D’abord il y a la ferme de l’Alouette rit, portée par Simon Prévost, avec un modèle de diversification et de circuits courts. Aujourd’hui il vend en grande majorité en vente directe, il a son propre magasin où il propose également des produits d’autres producteurs : (fromage, oeufs, bières, vins, pains…). Il a aussi une part de formation, c’est un ancien responsable de service des espaces verts de la ville donc il forme des agents de collectivités, des jardiniers, notamment sur la microbiologie des sols, les pratiques d’agro écologie appliquée à la gestion des espaces verts. C’est quelqu’un qui a aussi une approche très forte sur les sujets de biodiversité du fait de ses expériences passées dans l’association. Il est par ailleurs très ouvert sur le quartier, par exemple il organise tous les ans une guinguette qui accueille les habitants du quartier le temps d’une soirée. C’est une ferme très active, très dynamique, très ouverte.
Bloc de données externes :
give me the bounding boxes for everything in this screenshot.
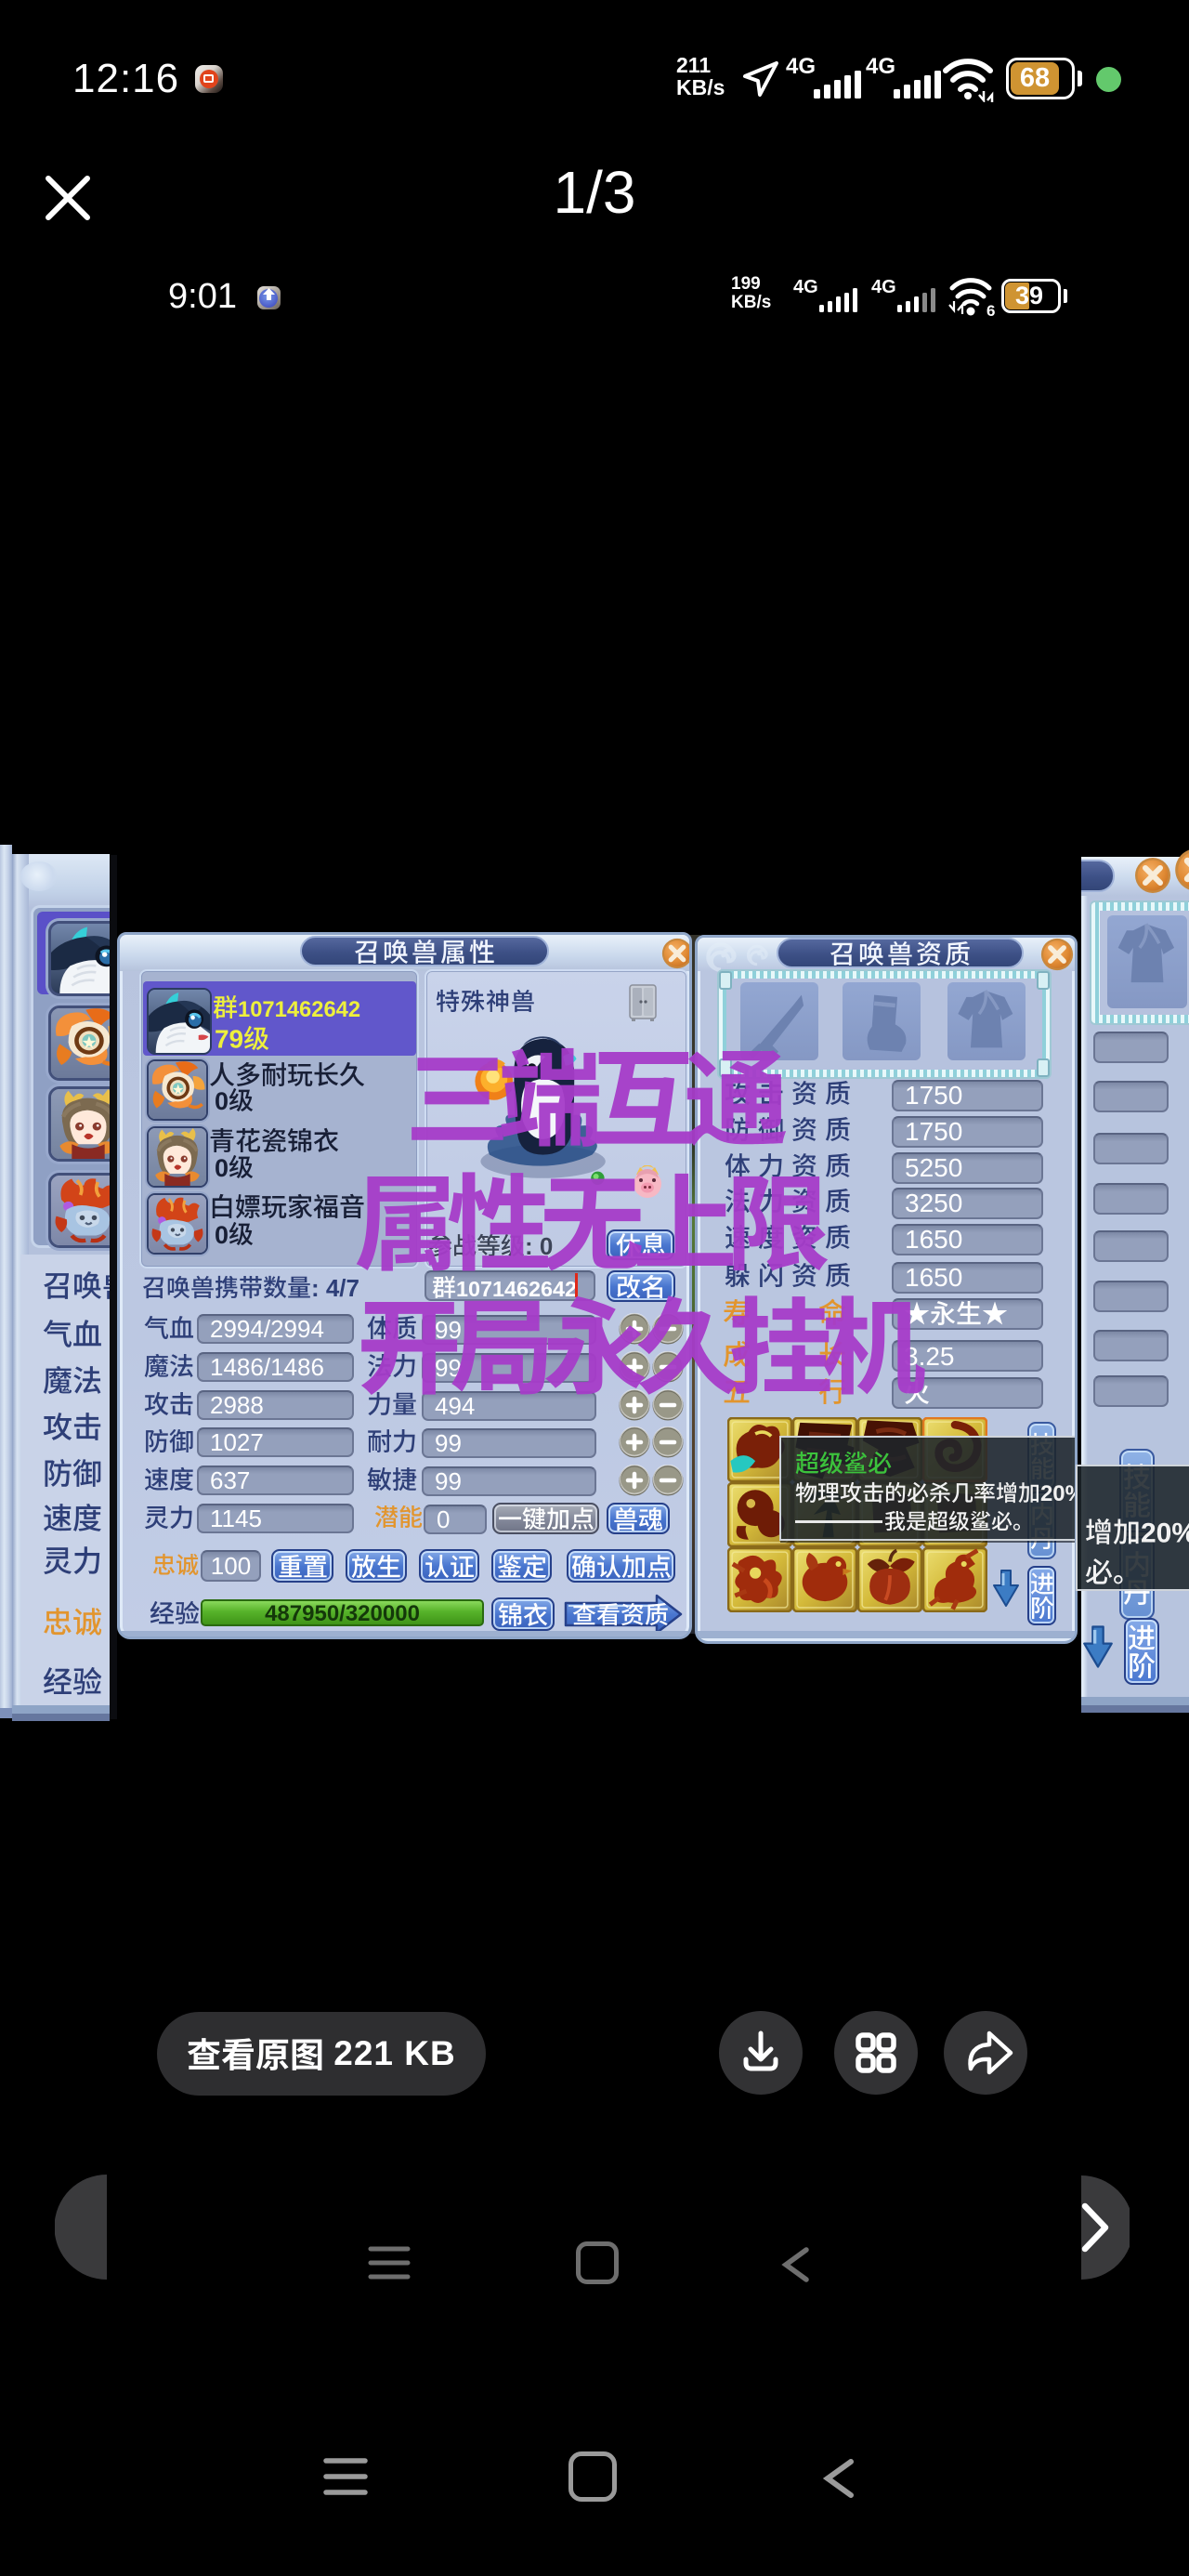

Ensuite il y a la ferme du bois des Anses de Laura, elle fait 2,5 hectares. Sa particularité est d’avoir à la fois de la vente à la ferme, et elle livre plusieurs restaurants à Nantes restaurant. Elle est aussi bien reconnue pour sa production d’aromatiques et de plantes médicinales, à terme elle aimerait développer une gamme de cosmétiques autour de ça.
Le dernier, c’est une production de micro pousse, qui vend principalement à des grossistes et des épiceries.
Un petit mot de la fin ?
Ce projet était passionnant. Au-delà des aspects déjà mentionnés, nous avons réalisé un travail important pour que les besoins des agriculteurs soient compris par les architectes chargés de la rénovation des fermes. Il a fallu défendre mon rôle d’Assistant à Maîtrise d’Ouvrage (AMO) qui permettait d’assurer la liaison entre les différents acteurs. Ni la collectivité, ni les élus, ni les agriculteurs ne pouvaient faire la synthèse indispensable à la concrétisation du projet. C’est je pense le projet qui m’a le plus marqué, d’autant plus que je l’ai accompagné sur le long terme avec un bon taux de réussite. Et quelle satisfaction de voir ensuite la guinguette pleine et l’enthousiasme des habitants du quartier ! Ça nous rappelle la raison d’être de notre métier et l’importance de persévérer.
Concernant le débat sur l’urbanisation, il reste d’actualité. Si ce projet a pu se réaliser, c’est parce qu’il s’inscrivait dans le cadre d’une Zone d’Aménagement Concerté (ZAC), impliquant donc de la construction. Cependant, face à l’augmentation démographique et aux exigences du Plan Local d’Urbanisme (PLU) et du Programme Local de l’Habitat (PLH), j’ai estimé que la construction était inévitable. Le point très positif est que nous avons réussi à sauvegarder une douzaine d’hectares, qui sont désormais classés en zone agricole. C’est une véritable victoire.
Ce qui est également très encourageant, c’est l’intérêt manifesté par de jeunes repreneurs pour s’installer dans ces fermes, en plein cœur de la métropole.
Récoltes des fermes du quartier Doulon-Gohards © Evaine Merle
💡 L’avis de FoodBiome
Ce projet illustre une bascule essentielle mais encore trop rare : considérer l’agriculture urbaine non pas comme un simple outil d’animation ou de végétalisation, mais comme une véritable infrastructure productive et structurante du territoire. À Doulon-Gohards, l’agriculture ne vient pas “après” la ville — elle en devient l’ossature.
Un point clé réside dans le rôle central de l’assistant à maîtrise d’ouvrage (AMO), ici incarné par Julien Blouin. Il assure la traduction des besoins agricoles auprès des urbanistes, des architectes et des collectivités. Sans cette fonction de médiation et de synthèse, capable d’articuler des logiques parfois divergentes, ce type de projet peine à émerger. L’AMO apparaît donc comme un maillon indispensable pour intégrer durablement l’agriculture dans les projets urbains.